Tech Buzz China Podcast ~ First 25-30 episodes

  • A series of episodes on Tencent, BABA, Meituan Dianping, Bytedance

  • Bytedance => bought music.ly (a kind of precursor to TikTok), Douyin is the Chinese TikTok

  • Kuaishou is the competitor to Douyin. Backed by Tencent and the difference is that Douyin targeted the ‘wealthy’ who live in tier 1/2 cities in the South whereas Kuaishou started by targeting those in tier 3+ cities (mainly in North). There is a cultural view that the South is the posh/wealthy with the North being crass/rural. Reminds me of the stereotypes my Shanghai vs. Beijing friends have for one another

  • Bytedance also owns Tou Tiao, China’s no.1 news site

  • Capital strategy between Tencent vs. BABA => Tencent invests minority stakes while BABA always seeks to acquire + integrate. BABA’s operations end up sharing data and working cohesively together whereas Tencent’s various units play independently. In many ways Tencent has a number of teams compete to tackle the same problem

  • Meituan Dianping has ~55%+ market share in food delivery with Ele.me the second player. Ele.me was bought by BABA for $9.5B. BABA was also an investor in Dianping and it used to be a fiery competition between Tencent backed Meituan and BABA backed Dianping. With a sudden merger, BABA was ousted along with the Dianping Founder/CEO. 

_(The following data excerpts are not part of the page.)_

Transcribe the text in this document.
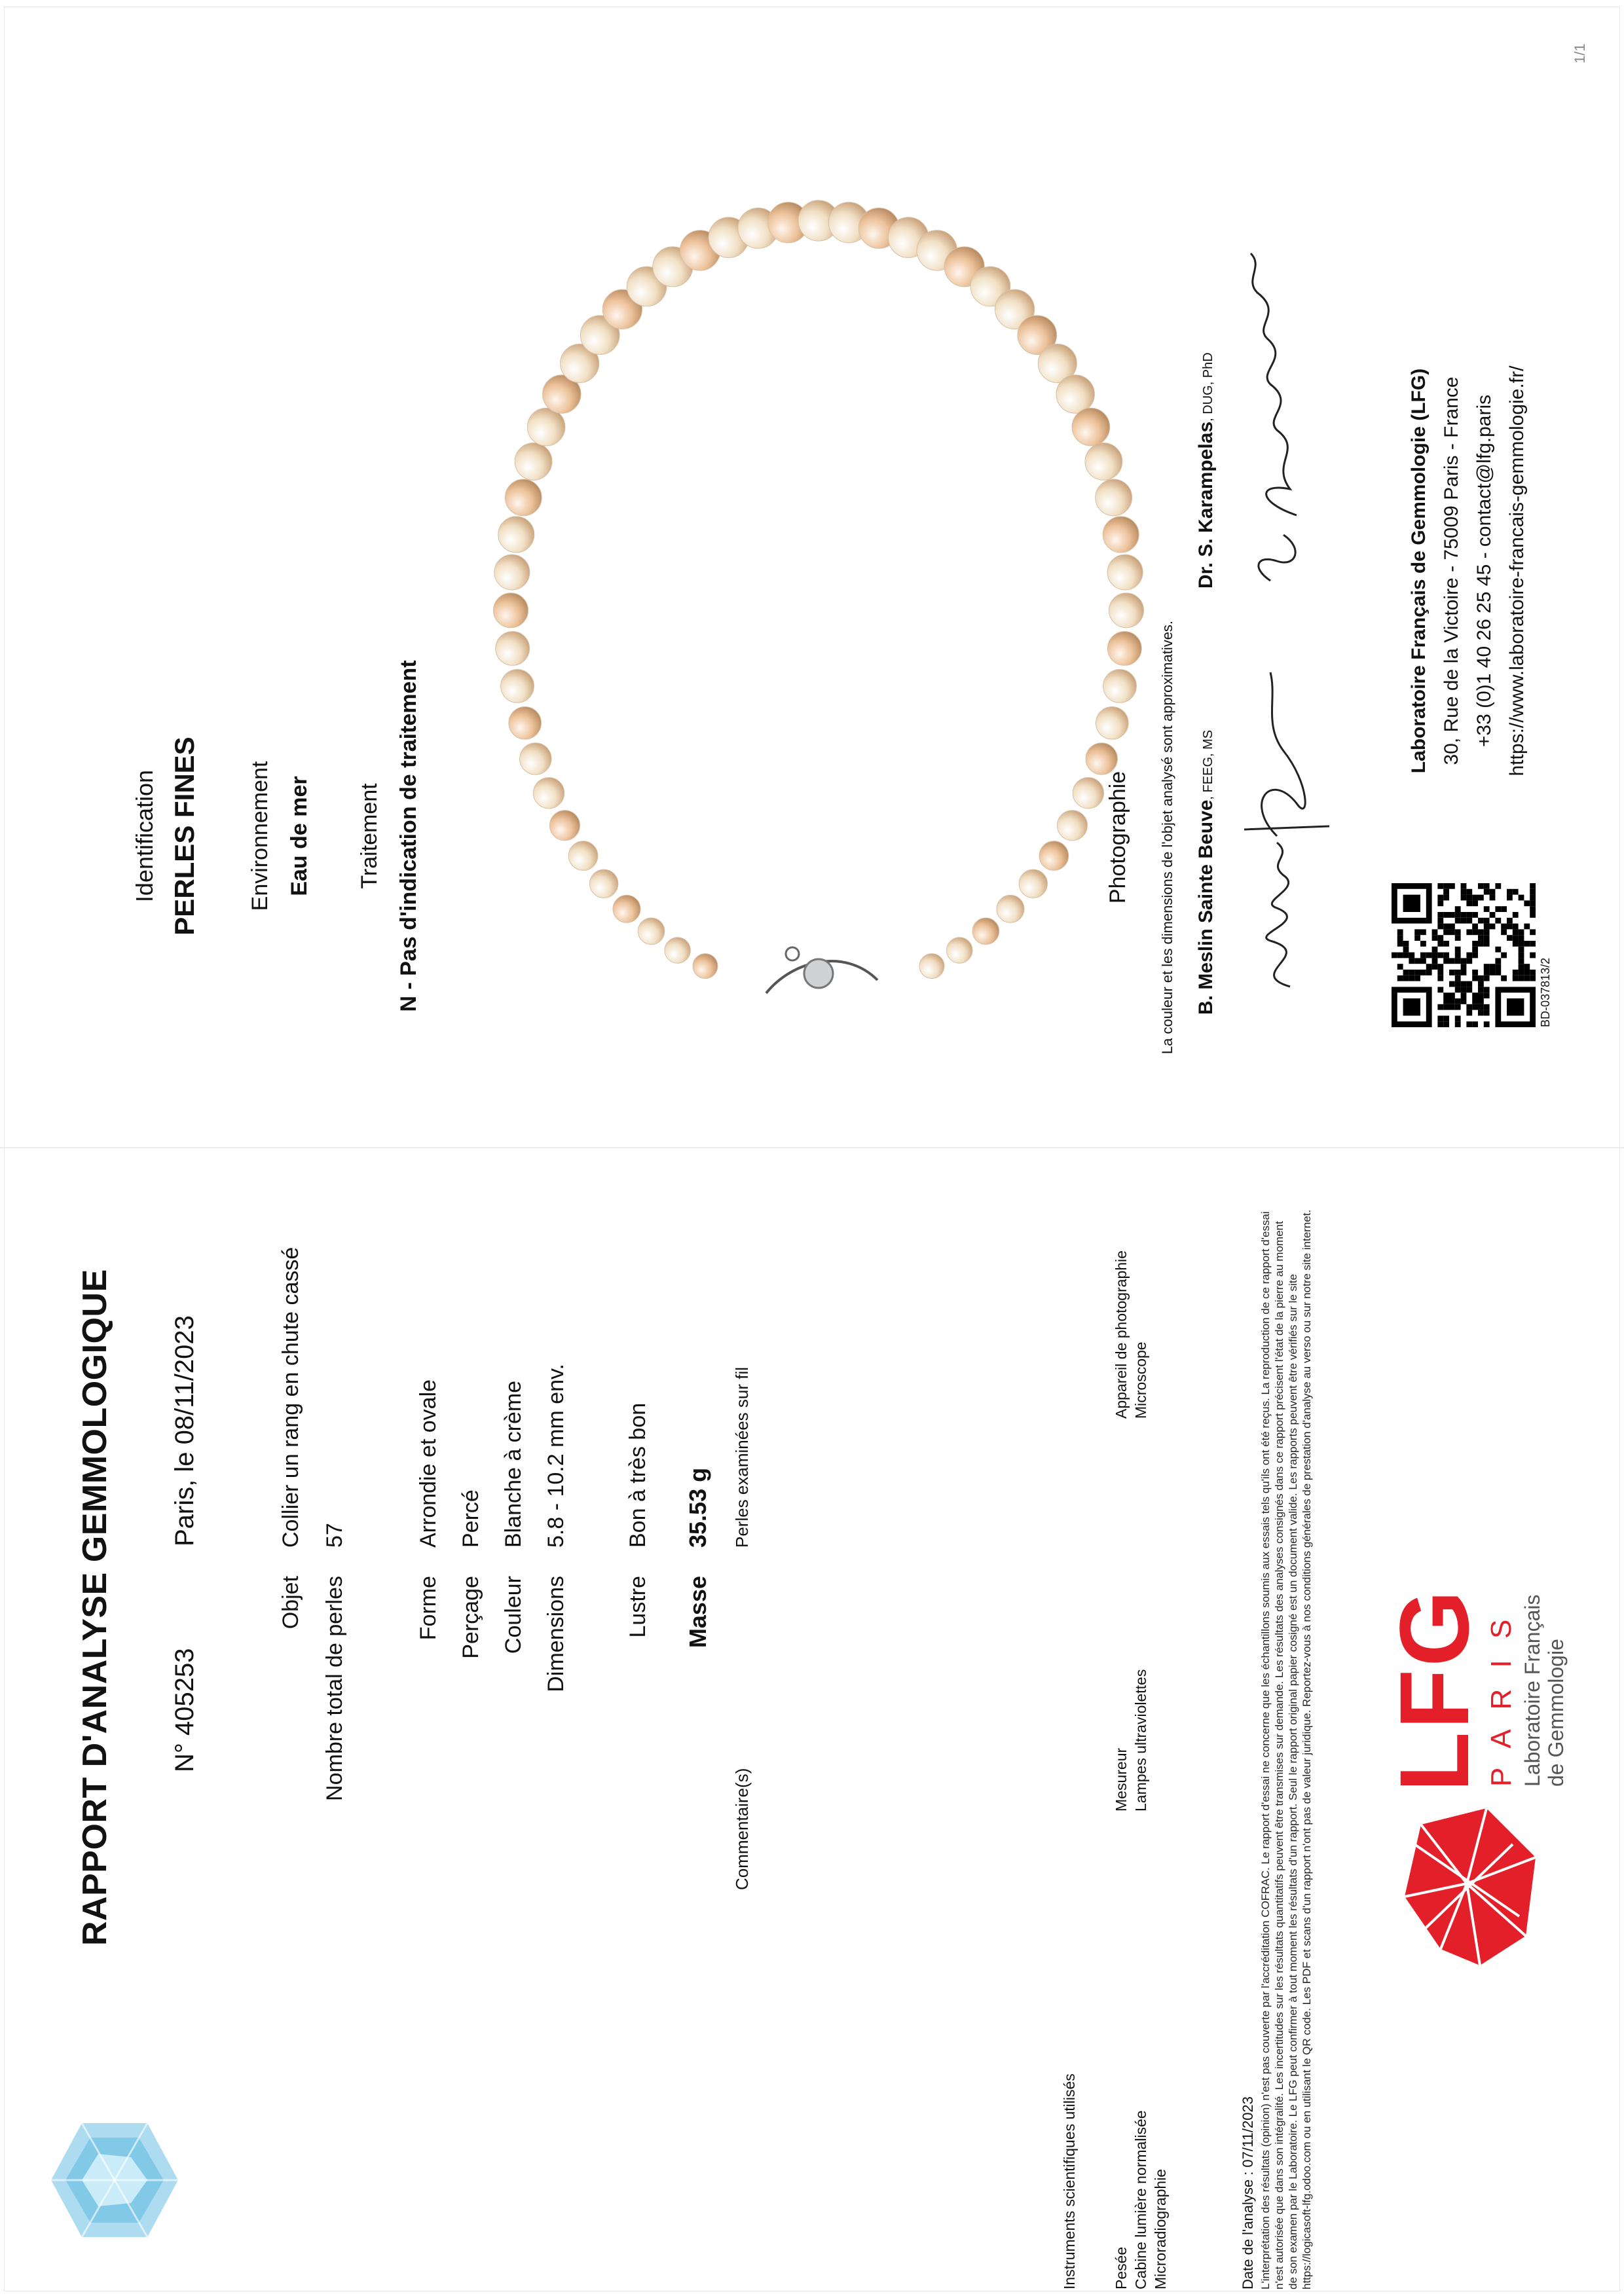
1/1
RAPPORT D'ANALYSE GEMMOLOGIQUE N° 405253
Paris, le 08/11/2023
Objet
Collier un rang en chute cassé
Nombre total de perles
57
Forme
Arrondie et ovale
Perçage
Percé
Couleur
Blanche à crème
Dimensions
5.8 - 10.2 mm env.
Lustre
Bon à très bon
Masse
35.53 g
Commentaire(s)
Perles examinées sur fil
Instruments scientifiques utilisés Pesée Cabine lumière normalisée Microradiographie
Mesureur Lampes ultraviolettes
Appareil de photographie Microscope
Date de l'analyse : 07/11/2023 L'interprétation des résultats (opinion) n'est pas couverte par l'accréditation COFRAC. Le rapport d'essai ne concerne que les échantillons soumis aux essais tels qu'ils ont été reçus. La reproduction de ce rapport d'essai n'est autorisée que dans son intégralité. Les incertitudes sur les résultats quantitatifs peuvent être transmises sur demande. Les résultats des analyses consignés dans ce rapport précisent l'état de la pierre au moment de son examen par le Laboratoire. Le LFG peut confirmer à tout moment les résultats d'un rapport. Seul le rapport original papier cosigné est un document valide. Les rapports peuvent être vérifiés sur le site https://logicasoft-lfg.odoo.com ou en utilisant le QR code. Les PDF et scans d'un rapport n'ont pas de valeur juridique. Reportez-vous à nos conditions générales de prestation d'analyse au verso ou sur notre site internet. LFG
P A R I S Laboratoire Français de Gemmologie
Identification PERLES FINES Environnement Eau de mer Traitement N - Pas d'indication de traitement	Photographie La couleur et les dimensions de l'objet analysé sont approximatives. B. Meslin Sainte Beuve, FEEG, MS
Dr. S. Karampelas, DUG, PhD
BD-037813/2
Laboratoire Français de Gemmologie (LFG) 30, Rue de la Victoire - 75009 Paris - France +33 (0)1 40 26 25 45 - contact@lfg.paris https://www.laboratoire-francais-gemmologie.fr/
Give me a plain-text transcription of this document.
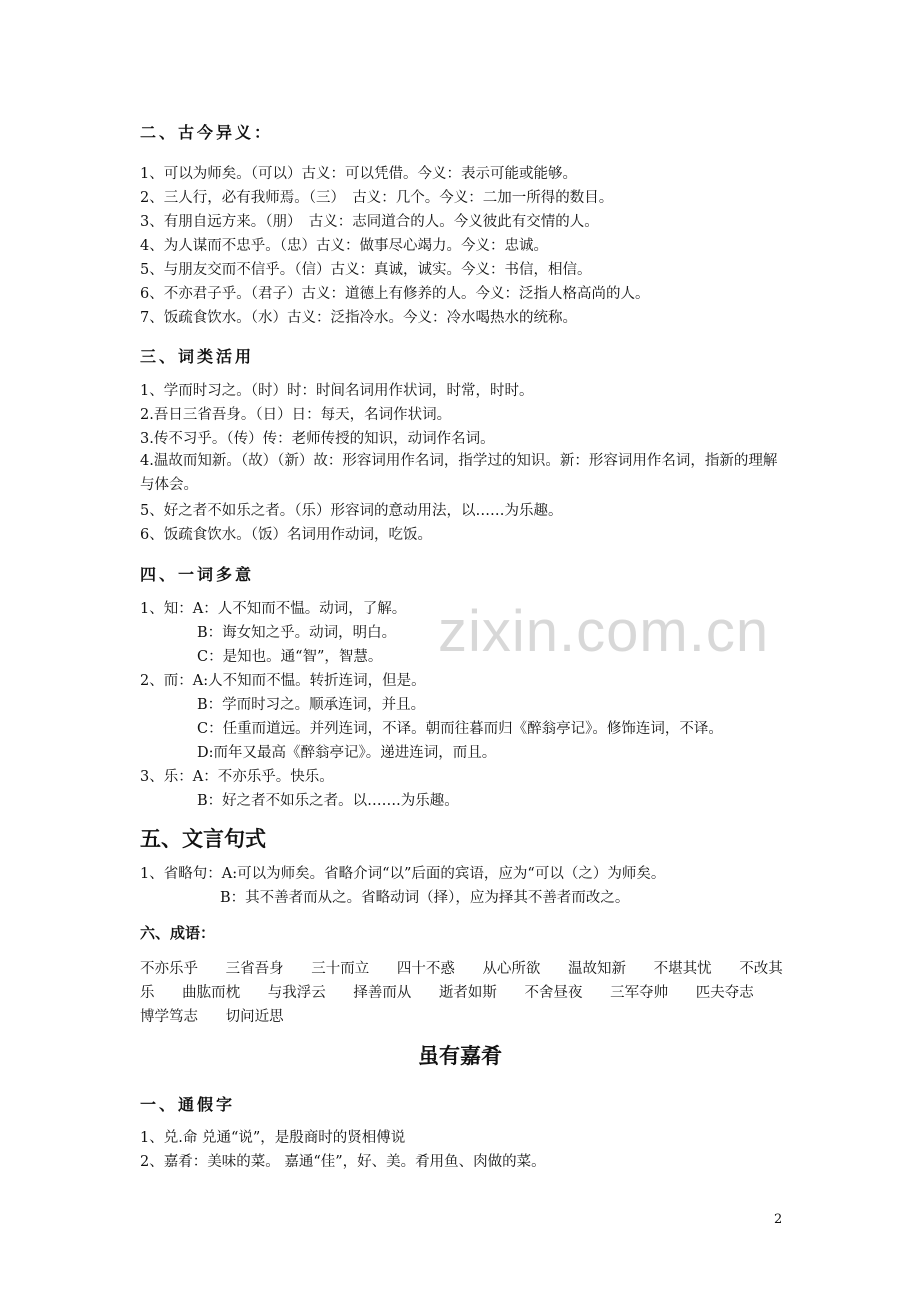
zixin.com.cn
二、古今异义：
1、可以为师矣。（可以）古义：可以凭借。今义：表示可能或能够。
2、三人行，必有我师焉。（三）　古义：几个。今义：二加一所得的数目。
3、有朋自远方来。（朋）　古义：志同道合的人。今义彼此有交情的人。
4、为人谋而不忠乎。（忠）古义：做事尽心竭力。今义：忠诚。
5、与朋友交而不信乎。（信）古义：真诚，诚实。今义：书信，相信。
6、不亦君子乎。（君子）古义：道德上有修养的人。今义：泛指人格高尚的人。
7、饭疏食饮水。（水）古义：泛指冷水。今义：冷水喝热水的统称。
三、词类活用
1、学而时习之。（时）时：时间名词用作状词，时常，时时。
2.吾日三省吾身。（日）日：每天，名词作状词。
3.传不习乎。（传）传：老师传授的知识，动词作名词。
4.温故而知新。（故）（新）故：形容词用作名词，指学过的知识。新：形容词用作名词，指新的理解与体会。
5、好之者不如乐之者。（乐）形容词的意动用法，以……为乐趣。
6、饭疏食饮水。（饭）名词用作动词，吃饭。
四、一词多意
1、知：A：人不知而不愠。动词，了解。
B：诲女知之乎。动词，明白。
C：是知也。通“智”，智慧。
2、而：A:人不知而不愠。转折连词，但是。
B：学而时习之。顺承连词，并且。
C：任重而道远。并列连词，不译。朝而往暮而归《醉翁亭记》。修饰连词，不译。
D:而年又最高《醉翁亭记》。递进连词，而且。
3、乐：A：不亦乐乎。快乐。
B：好之者不如乐之者。以…….为乐趣。
五、文言句式
1、省略句：A:可以为师矣。省略介词“以”后面的宾语，应为“可以（之）为师矣。
B：其不善者而从之。省略动词（择），应为择其不善者而改之。
六、成语：
不亦乐乎 三省吾身 三十而立 四十不惑 从心所欲 温故知新 不堪其忧 不改其乐 曲肱而枕 与我浮云 择善而从 逝者如斯 不舍昼夜 三军夺帅 匹夫夺志 博学笃志 切问近思
虽有嘉肴
一、通假字
1、兑.命 兑通“说”，是殷商时的贤相傅说
2、嘉肴：美味的菜。 嘉通“佳”，好、美。肴用鱼、肉做的菜。
2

  • Meituan Dianping is the super app in China that is the combination of opentable, yelp, uber, bike-sharing, UberEats/doordash, groupon etc… Everything on one platform that is integrated with the merchants (but not necessarily fully with Tencent given their “minority investment” model)

  • WeChat came out as a result of Tencent’s decentralized culture where various teams work independently without the integration that BABA/Bytedance has. 

  • WeChat was founded by Allen Zhang, who joined Tencent after his ‘failed’ email company was acquired by Tencent. He worked on Tencent’s own communication tool and apparently he was inspired by Canada’s Kik messenger to build out WeChat. 

  • Apparently, Mark Ren (current COO of Tencent) has also been a pivotal individual who was ana engineer who had a ‘risk-seeking’ mentality to take unconventional career jumps and he ended up working on gaming for Tencent. Both the gaming and WeChat divisions were unsuccessful from the beginning and it took time… in many ways I wonder if the decentralized culture at Tencent allowed these teams to continue hacking away at problems. 

  • When WeChat was starting, Allen did not believe in growth hacking and only wanted to grow users organically. An extremely product/design oriented person who is often called a philosopher, he created WeChat with a constant focus to improve the lives of its users. He believed if the product is great, it will grow and once you know it works… then you focus on growth. 

  • The New Oriental English prep school mafia episode on the battle between WeChat and Bullet messenger is worth re-listening to. A cultural phenomenon where prep school teachers end up learning entrepreneurial characteristics… and the best succeed and in many ways they end up being great entrepreneurs because of the 'student rating’ system. 

  • Ant Financial (33% owned by BABA) has 3 business units: Alipay, asset management and credit scores…. It’s like Square/Venmo + Bank + FICO. Alipay has ~58% of market share with WePay at 34%. They used to have 80% before WeChat entered

  • https://www.techbuzzchina.com/episodes

Stratechery - Antitrust Politics

  • A comprehensive overview on the hearings with the 4 CEOs of AAPL, GOOG, FB and AMZN by Ben Thompson. 

  • Odd how Satya and MSFT was left out… wouldn’t MSFT and GOOG really be the companies that fit closer to the “monopoly” definition? 

  • Interesting how AAPL wasn’t targeted heavily, despite the whole Hey app drama and AAPL targeting retrospective take backs of its 30% fee on apps like Classpass. 

  • Thompson points out the importance of regulating Aggregators (i.e. FB, AAPL and GOOG)

  • GOOG received the most heat from congress and in many ways, I wonder if it’s their open source model vs. AAPL’s closed environment where the government is fearful of all the ’things’ that could happen with GOOG. A fear of the unknowable?